WM-Qualifikation 2018: Marco Reus fällt mit einem Muskelfaserriss gegen Aserbaidschan aus

Marco Reus
Foto: Tim Reckmann / FotoDB.de

Bittere Nachrichten für Bundestrainer Joachim Löw und vor allem für Marco Reus. Der 27-jährige Dortmunder hat sich am vergangenen Wochenende einen Muskelfaserriss im linken Oberschenkel zugezogen und fällt mehrere Wochen aus. Damit wird der Offensivspieler auch das WM-Qualifikationsspiel Ende März gegen Aserbaidschan verpassen und das Test-Länderspiel gegen England.

In knapp zwei Wochen wird die deutsche Nationalmannschaft mit dem Freundschaftsspiel gegen England im Dortmunder Signal Iduna-Park ihr erstes Länderspiel im neuen Jahr absolvieren. Vier Tage später steht das WM-Qualifikationsspiel in Baku gegen Aserbaidschan an. In beiden Spielen wird Bundestrainer Joachim Löw auf Nationalspieler Marco Reus verzichten müssen.
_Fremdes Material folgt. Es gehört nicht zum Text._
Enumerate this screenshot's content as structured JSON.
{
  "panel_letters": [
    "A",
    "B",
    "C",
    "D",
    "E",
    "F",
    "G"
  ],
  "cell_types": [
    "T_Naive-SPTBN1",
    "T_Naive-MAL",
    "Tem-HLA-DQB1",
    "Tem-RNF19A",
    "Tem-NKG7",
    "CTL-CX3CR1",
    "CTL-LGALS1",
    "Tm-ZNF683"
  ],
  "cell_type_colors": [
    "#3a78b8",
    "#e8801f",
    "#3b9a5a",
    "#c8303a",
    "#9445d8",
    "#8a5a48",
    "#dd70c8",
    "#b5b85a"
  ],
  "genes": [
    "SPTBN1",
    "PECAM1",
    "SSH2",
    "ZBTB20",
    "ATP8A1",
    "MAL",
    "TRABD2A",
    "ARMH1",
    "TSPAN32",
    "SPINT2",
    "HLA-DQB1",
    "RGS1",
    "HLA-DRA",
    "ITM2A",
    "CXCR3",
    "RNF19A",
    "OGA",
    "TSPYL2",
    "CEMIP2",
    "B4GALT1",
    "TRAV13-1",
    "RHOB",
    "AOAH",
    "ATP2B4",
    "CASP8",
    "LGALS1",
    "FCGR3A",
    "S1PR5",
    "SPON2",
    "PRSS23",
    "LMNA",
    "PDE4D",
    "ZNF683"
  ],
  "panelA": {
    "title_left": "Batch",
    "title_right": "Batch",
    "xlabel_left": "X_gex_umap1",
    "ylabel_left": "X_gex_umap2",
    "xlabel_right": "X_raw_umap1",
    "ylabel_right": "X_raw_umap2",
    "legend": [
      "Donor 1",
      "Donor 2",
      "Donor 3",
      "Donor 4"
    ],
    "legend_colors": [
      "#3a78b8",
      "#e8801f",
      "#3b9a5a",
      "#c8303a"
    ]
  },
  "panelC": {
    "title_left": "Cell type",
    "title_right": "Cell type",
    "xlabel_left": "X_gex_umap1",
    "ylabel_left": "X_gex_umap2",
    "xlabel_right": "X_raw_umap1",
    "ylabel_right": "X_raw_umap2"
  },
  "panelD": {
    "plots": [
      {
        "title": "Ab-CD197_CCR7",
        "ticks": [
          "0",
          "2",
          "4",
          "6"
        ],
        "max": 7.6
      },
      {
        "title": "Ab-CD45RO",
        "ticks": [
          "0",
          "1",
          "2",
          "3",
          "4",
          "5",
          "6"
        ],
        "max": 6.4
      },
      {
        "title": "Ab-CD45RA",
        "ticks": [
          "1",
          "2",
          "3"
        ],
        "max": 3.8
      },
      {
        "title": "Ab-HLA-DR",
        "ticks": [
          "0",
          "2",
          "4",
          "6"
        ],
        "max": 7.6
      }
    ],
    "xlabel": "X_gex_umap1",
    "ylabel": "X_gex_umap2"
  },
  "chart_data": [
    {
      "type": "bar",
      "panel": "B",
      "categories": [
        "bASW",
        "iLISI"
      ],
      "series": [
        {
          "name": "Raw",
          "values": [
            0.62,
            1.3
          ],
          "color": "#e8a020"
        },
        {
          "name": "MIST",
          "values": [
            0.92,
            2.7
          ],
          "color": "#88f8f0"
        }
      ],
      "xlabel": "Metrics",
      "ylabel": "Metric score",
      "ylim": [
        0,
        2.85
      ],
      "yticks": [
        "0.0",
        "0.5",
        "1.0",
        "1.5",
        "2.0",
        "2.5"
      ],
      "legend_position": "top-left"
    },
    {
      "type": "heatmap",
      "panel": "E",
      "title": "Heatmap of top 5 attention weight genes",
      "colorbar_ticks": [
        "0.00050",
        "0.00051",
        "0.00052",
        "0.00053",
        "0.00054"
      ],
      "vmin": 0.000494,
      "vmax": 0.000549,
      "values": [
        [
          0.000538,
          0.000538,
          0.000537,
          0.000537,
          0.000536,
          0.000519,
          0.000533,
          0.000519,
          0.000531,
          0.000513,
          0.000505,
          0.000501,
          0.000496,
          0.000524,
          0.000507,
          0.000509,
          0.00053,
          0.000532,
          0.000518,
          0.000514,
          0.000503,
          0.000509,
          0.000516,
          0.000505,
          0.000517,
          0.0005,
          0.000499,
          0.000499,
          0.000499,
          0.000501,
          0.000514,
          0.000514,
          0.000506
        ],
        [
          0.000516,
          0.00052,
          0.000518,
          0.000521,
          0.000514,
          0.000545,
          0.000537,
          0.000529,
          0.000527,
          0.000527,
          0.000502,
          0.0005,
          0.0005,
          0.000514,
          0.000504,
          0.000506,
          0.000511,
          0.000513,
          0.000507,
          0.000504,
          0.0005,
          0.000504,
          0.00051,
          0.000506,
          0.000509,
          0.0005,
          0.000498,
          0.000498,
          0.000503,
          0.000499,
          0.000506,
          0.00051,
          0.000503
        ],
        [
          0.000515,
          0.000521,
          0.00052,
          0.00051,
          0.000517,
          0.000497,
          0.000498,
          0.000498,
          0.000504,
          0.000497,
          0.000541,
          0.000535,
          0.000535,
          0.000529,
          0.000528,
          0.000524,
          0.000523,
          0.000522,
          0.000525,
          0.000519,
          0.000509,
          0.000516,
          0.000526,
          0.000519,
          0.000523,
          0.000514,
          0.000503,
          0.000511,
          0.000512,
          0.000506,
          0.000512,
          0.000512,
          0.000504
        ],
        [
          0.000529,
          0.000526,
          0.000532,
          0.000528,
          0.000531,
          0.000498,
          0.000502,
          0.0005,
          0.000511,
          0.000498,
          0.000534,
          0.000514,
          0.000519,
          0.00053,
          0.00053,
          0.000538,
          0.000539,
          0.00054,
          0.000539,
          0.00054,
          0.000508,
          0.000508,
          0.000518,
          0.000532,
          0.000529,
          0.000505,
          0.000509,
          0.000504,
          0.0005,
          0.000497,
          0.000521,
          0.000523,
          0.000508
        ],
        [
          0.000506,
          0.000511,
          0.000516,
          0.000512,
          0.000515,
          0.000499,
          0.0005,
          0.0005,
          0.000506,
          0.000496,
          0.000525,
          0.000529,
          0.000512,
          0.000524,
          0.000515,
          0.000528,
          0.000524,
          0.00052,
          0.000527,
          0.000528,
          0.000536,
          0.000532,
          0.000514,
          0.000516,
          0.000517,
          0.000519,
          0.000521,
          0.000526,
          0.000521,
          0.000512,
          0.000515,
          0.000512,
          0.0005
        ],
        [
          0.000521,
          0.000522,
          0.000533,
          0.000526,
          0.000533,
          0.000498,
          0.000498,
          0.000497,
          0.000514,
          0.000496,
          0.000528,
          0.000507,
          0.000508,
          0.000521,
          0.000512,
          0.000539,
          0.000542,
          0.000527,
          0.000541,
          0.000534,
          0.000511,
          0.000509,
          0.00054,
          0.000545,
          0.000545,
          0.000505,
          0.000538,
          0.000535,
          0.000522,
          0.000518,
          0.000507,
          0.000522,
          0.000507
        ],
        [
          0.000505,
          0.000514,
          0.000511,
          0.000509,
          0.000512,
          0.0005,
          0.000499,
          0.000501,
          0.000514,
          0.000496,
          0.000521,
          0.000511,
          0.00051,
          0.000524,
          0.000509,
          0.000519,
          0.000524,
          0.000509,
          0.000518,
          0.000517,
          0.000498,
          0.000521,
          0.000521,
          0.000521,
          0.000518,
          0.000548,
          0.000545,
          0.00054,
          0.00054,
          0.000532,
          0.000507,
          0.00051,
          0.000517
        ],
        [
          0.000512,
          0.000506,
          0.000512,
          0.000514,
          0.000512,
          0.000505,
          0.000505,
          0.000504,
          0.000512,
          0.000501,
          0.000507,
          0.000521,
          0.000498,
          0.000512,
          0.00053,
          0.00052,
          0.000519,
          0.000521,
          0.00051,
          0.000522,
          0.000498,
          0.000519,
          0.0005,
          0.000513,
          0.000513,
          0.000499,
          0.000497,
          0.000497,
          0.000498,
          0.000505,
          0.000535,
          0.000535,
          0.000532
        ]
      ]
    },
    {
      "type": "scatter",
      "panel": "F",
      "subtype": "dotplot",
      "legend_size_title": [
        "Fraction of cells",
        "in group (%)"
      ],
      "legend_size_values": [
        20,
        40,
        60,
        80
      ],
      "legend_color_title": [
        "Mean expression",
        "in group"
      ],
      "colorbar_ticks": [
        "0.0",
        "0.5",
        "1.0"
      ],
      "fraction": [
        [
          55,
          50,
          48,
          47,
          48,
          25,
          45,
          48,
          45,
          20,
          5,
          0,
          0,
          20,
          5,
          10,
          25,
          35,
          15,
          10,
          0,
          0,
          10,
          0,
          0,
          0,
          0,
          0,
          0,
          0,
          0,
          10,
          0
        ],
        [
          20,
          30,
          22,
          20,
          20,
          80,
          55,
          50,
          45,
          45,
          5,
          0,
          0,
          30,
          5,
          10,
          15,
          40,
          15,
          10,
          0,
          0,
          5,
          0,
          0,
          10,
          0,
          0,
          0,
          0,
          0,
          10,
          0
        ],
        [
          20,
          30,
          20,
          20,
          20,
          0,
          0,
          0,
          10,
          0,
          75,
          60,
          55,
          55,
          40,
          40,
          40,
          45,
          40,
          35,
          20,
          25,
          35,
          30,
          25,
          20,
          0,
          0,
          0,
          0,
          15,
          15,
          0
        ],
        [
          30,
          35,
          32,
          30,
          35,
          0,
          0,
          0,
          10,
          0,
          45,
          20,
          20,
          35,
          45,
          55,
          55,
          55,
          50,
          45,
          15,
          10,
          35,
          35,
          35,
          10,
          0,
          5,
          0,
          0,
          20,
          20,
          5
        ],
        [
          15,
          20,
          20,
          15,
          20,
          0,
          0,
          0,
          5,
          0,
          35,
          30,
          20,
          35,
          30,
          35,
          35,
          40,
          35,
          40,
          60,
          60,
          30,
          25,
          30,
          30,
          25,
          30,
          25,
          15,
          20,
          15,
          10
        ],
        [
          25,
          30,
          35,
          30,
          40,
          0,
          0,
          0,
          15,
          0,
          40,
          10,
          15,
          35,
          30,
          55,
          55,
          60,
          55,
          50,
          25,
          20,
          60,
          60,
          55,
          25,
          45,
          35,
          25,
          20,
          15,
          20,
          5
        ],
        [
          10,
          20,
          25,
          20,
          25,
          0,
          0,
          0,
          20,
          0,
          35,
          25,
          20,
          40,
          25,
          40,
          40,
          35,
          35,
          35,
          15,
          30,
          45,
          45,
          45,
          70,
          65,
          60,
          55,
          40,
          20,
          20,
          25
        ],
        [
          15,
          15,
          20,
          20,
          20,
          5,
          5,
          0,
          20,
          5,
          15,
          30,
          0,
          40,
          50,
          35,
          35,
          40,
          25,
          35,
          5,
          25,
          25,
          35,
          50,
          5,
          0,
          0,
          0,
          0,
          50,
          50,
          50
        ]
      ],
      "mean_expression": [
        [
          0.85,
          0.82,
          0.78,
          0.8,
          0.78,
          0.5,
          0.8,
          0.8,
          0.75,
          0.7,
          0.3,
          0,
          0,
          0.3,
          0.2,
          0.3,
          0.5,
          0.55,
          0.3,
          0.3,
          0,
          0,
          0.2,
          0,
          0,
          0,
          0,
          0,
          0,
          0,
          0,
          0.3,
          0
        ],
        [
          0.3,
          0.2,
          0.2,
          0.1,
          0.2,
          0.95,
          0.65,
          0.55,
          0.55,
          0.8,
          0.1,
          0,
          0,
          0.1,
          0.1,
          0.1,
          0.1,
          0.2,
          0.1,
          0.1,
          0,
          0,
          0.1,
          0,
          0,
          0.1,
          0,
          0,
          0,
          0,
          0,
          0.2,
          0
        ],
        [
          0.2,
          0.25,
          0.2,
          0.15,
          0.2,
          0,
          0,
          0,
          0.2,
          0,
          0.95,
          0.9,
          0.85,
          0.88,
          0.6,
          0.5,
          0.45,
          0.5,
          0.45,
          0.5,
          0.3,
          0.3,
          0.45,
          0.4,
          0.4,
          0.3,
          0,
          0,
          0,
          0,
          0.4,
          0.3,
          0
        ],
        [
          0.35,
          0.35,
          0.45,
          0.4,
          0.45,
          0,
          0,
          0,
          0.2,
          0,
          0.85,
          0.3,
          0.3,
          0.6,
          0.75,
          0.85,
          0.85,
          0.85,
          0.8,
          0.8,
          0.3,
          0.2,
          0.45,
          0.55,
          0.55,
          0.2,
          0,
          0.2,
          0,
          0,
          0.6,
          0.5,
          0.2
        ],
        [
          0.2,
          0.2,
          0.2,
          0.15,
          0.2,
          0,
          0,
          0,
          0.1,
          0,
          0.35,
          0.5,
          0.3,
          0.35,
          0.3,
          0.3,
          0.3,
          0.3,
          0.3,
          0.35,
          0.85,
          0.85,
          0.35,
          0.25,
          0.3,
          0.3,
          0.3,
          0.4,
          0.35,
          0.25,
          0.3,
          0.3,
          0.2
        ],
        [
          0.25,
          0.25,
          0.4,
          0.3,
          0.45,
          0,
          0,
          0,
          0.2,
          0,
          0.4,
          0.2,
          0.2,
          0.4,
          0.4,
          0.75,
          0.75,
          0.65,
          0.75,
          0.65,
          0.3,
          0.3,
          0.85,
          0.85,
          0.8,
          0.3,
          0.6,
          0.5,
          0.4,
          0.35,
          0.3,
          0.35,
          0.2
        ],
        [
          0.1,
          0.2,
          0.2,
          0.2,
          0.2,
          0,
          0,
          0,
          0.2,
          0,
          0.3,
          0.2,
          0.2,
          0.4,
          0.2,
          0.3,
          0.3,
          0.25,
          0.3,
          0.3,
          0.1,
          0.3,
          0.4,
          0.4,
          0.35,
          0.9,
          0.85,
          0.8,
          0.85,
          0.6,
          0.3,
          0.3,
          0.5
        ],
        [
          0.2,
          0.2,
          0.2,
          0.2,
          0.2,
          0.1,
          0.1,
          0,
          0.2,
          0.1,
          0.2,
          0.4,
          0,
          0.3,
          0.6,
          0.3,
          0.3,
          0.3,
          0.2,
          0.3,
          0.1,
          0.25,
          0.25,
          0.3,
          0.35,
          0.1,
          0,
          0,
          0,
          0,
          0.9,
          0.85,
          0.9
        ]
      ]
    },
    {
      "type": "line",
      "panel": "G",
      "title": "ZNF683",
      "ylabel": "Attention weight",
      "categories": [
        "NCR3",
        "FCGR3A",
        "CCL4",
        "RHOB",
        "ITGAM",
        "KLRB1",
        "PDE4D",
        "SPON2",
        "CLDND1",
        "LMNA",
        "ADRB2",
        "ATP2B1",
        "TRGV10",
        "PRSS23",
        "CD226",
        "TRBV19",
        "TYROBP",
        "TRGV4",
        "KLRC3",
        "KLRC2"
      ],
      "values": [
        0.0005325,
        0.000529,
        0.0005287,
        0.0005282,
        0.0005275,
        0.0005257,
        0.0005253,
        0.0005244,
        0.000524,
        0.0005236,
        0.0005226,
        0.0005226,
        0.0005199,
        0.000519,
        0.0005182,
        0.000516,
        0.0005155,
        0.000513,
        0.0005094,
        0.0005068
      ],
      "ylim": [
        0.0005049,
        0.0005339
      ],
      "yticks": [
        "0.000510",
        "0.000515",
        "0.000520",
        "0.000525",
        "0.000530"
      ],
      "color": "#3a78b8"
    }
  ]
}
Der 27-jährige Offensivspieler hat sich am vergangenen Wochenende, beim 6:2-Erfolg des BVB in der Fußball Bundesliga gegen Bayer Leverkusen einen Muskelfaserriss im linken Oberschenkel zugezogen und fällt damit voraussichtlich bis Anfang April aus.

Marco Reus, der Pechvogel der Nationalmannschaft

Marco Reus hat sich in den vergangenen Monaten, wenn nicht sogar Jahren, zu einem Art Pechvogel innerhalb der Nationalmannschaft entwickelt. Reus hat sowohl die WM 21014 in Brasilien als auch die EM 2016 in Frankreich verletzungsbedingt verpasst. Aufgrund einer Schambeinentzündung im vergangenen Jahr hat Reus bisher noch kein einziges WM-Qualifikationsspiel für die DFB-Auswahl absolviert. Sein letzter Einsatz im DFB-Trikot liegt bereits knapp ein Jahr zurück, Reus stand zuletzt am 29. März 2016 beim 4:1-Testspielsieg gegen Italien in München auf dem Feld. Seitdem hat er 14 (!) Länderspiele in Folge verpasst.

Nutzt Reus den Confed Cup 2017 um erneut auf sich aufmerksam zu machen?

Seit seinem Debüt 2011 vor knapp sechs Jahren hat Reus „nur“ 29 Länderspiele absolviert. Die nächste Möglichkeit für den Dortmunder für die Nationalelf aufzulaufen, wäre frühestens am 6. Juni im Freundschaftsspiel gegen Dänemark. Knapp einen Monat später beginnt bereits der Confed Cup 2017, Joachim Löw hat bereits im vergangenen Jahr betont, dass er Reus sehr gerne zum Confed Cup nach Russland mitnehmen würde, insbesondere um den Integrationsprozess des Offensivspielers zu beschleunigen.